Sunday, April 7, 2019

Lean NFV proposes a Key-Value Store to simplify deployments

A new industry initiative known as Lean NFV is aiming to simplify the process of onboarding virtualized network functions (VNFs).

Six years after the publication of the first Network Functions Virtualization (NFV) specification, proponents of Lean NFV argue that the technology has failed to live up to its promises largely due to complexity and inefficiency in the deployment model.

The topic was addressed in a keynote at last week's Open Networking Summit in San Jose presented by Scott Shenker, Professor of Computer Science, UC Berkeley; Sylvia Ratnasamy, Associate Professor of Computer Science at UC Berkeley & CTO of Nefeli Networks; and Constantine Polychronopoulos, VP & CTO of the Telco Business Unit at  VMware. 

Specifically, complexity in the current deployment model arises in three areas:  when the NFV manager is integrated with the existing computational infrastructure, when VNFs are integrated with the NFV manager, and when coordination is required between the various components of the NFV manager.

Lean NFV is advocating a key-value (KV) store to serve as a universal point of integration for VNFs.

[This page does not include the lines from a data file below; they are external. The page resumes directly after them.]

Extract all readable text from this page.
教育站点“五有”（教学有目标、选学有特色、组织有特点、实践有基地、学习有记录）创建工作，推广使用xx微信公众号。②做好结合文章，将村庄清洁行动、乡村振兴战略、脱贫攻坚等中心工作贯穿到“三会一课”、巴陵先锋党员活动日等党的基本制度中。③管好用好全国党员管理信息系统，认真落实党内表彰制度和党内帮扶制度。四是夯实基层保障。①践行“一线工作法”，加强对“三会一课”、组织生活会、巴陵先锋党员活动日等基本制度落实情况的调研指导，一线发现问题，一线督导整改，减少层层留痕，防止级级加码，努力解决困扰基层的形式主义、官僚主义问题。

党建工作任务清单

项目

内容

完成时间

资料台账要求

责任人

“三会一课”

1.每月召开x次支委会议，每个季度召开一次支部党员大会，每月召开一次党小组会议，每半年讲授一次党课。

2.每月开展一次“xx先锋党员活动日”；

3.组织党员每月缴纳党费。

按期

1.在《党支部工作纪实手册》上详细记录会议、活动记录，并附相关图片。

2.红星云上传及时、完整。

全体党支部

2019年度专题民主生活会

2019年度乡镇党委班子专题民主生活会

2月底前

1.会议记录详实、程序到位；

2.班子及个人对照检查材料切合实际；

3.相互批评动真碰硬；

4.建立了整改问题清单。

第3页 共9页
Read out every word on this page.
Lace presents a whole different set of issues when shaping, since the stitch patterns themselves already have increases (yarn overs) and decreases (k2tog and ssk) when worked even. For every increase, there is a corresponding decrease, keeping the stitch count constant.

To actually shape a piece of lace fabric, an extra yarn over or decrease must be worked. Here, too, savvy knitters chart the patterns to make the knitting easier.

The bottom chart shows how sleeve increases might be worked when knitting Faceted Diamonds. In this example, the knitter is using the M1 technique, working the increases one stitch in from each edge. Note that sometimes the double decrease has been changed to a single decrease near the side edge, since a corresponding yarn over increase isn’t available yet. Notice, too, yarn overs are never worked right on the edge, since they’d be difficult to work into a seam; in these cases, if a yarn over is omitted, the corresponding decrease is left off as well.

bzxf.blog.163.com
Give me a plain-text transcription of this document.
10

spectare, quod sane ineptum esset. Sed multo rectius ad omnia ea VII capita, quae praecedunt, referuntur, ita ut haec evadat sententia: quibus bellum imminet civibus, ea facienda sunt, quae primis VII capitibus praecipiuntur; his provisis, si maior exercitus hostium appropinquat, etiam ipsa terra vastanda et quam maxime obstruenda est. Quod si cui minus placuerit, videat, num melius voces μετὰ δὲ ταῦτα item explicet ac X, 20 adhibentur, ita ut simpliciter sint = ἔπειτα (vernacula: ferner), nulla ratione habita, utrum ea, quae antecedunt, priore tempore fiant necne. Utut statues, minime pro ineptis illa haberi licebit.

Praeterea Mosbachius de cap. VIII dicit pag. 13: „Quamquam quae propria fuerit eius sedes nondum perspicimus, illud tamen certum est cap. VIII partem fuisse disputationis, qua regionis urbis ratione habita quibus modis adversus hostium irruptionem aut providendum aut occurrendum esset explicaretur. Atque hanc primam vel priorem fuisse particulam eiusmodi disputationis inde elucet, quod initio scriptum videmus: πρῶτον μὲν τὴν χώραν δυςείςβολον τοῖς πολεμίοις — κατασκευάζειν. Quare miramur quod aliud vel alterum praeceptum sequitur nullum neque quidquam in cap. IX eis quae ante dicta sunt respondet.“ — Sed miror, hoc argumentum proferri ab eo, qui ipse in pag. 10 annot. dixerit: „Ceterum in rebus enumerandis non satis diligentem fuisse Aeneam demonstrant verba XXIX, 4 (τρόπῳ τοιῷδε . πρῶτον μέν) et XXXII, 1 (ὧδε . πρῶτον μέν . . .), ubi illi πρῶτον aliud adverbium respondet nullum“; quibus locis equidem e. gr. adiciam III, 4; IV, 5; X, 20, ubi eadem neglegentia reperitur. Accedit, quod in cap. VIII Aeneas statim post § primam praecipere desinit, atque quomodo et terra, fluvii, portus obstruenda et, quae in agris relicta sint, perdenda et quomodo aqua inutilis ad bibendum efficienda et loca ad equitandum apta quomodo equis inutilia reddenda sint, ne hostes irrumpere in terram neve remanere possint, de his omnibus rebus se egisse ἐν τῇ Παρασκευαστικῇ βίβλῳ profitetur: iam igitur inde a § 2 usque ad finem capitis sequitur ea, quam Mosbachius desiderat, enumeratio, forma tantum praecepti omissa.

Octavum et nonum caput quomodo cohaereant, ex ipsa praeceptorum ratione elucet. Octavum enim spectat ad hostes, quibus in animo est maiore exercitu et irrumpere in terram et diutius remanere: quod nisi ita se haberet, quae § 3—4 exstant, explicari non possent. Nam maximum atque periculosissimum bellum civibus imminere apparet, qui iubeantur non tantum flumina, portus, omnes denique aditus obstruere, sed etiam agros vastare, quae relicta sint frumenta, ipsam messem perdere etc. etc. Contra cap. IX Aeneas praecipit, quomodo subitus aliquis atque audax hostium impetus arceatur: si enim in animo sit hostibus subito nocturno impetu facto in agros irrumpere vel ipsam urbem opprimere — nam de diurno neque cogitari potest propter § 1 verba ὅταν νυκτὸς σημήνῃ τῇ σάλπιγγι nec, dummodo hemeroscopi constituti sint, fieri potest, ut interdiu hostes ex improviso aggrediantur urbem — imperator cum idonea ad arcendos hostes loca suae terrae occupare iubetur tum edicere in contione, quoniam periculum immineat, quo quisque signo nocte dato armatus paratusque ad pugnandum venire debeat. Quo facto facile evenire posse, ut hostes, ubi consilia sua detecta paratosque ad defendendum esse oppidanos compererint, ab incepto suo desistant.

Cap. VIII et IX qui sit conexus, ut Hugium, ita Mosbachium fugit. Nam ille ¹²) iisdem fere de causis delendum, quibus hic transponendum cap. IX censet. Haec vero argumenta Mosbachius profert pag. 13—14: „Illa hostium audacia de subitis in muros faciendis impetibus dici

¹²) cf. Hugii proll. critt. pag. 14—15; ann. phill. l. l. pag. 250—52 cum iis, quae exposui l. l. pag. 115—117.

Many open source key-value store implementations have been deployed by companies such as Google, IBM, LinkedIn, Redis, etc.

The goal with Lean NFV is to allow NFV solutions to be “plugged in” to any computational infrastructure. With this model, principles, an NFV manager is responsible for the management of both individual VNFs and end-to-end service chains, including lifecycle management tasks such as placement, launching, configuring, chaining, scaling, healing, monitoring, and upgrades. KV-based integration also allows VNFs to evolve incrementally and independently.

Lean NFV argues this model is synergistic to ETSI MANO and supportive of the work being done with ONAP, the network automation platform of the Linux Foundation. Furthermore, the model scales for the network slicing and microservices requirements in full 5G architecture.